Vermont Castings Encore....I removed the inner side  walls and the upper fireback.   Broke some bolts (drilled and re-threaded the holes)...  Do I need to get 'special' bolts to replace the old? 
They are 1/4- 20, but should I get Stainless Steel?  Do they have to be a certain hardness?   I have a well stocked hardware store near by, so I will get what you suggest.    I see that one of the old bolt heads has three dashes on the head...anything?    I want to get this thing together already


----------



## WES999 (Oct 1, 2009)

The dashes on the head indicate the grade or strength of the bolt, 3 hash marks = grade 5
http://www.unified-eng.com/scitech/bolt/boltmarks.html

I expect grade 5 should work just fine. You may want to put some never seize on the threads to make removal in the future easier.


----------



## Dune (Oct 1, 2009)

Three dashs is a grade 5, not the strongest bolt possible, but a hardened bolt nonetheless. Replace your bolts with grade 5 (three marks on the head), or grade 8 (six marks on the heads). Stainless would be a waste of money. Incidentaly, when I have rebuilt old stoves in the past, I used "stove bolts", which are grade 2 (dead soft steel).


----------



## Corey (Oct 1, 2009)

Why stove bolts of course!  You can shell out money for the stronger grade 5 or 8's but the heat from the firebox will temper them all back to grade 2 anyway.


----------



## Dune (Oct 2, 2009)

cozy heat said:
			
		

> Why stove bolts of course!  You can shell out money for the stronger grade 5 or 8's but the heat from the firebox will temper them all back to grade 2 anyway.

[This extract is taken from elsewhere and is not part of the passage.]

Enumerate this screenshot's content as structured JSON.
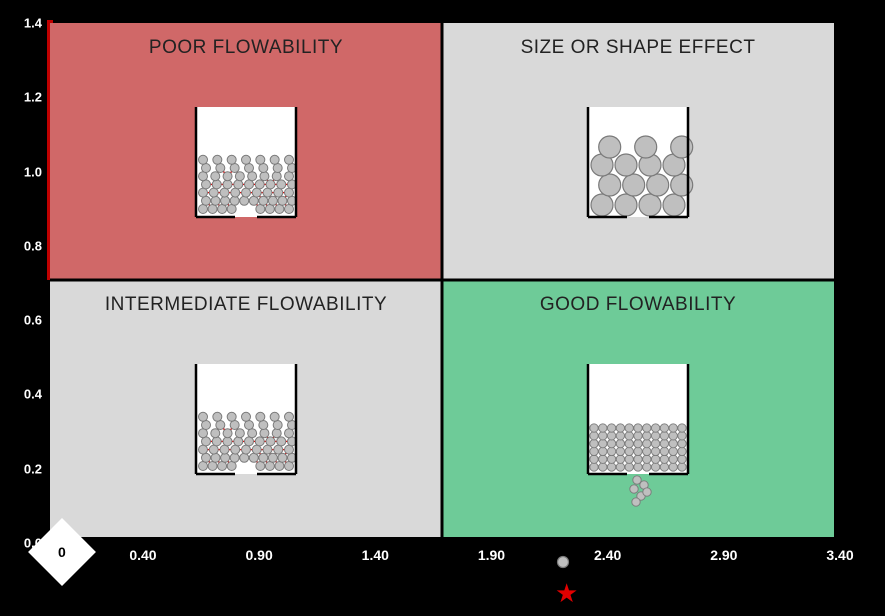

Not nessasarily. For a hardened bolt to be "tempered all the way back" (anealed), it must be heated to above the critical temperature of the metal (1375F) for low carbon, higher for medium carbon. It is unlikely that all the bolts in a modern stove will ever be exposed to these temps. For the cost of two or three dollars more, it is not worth the risk of re-engineering the stove's construction.


----------



## daryl (Oct 2, 2009)

Dune said:
			
		

> Three dashs is a grade 5, not the strongest bolt possible, but a hardened bolt nonetheless. Replace your bolts with grade 5 (three marks on the head), or grade 8 (six marks on the heads). Stainless would be a waste of money. Incidentaly, when I have rebuilt old stoves in the past, I used "stove bolts", which are grade 2 (dead soft steel).



A soft bolt sure makes it easier to drill and re tap because you forgot to put the anti seize on the first time around.


----------



## BrotherBart (Oct 2, 2009)

Replace them with 304 stainless, the ones in the bin at the hardware store, and put copper based anti-seize compound from the local auto parts store on the the threads before reinstalling them.

Good as it gets.


----------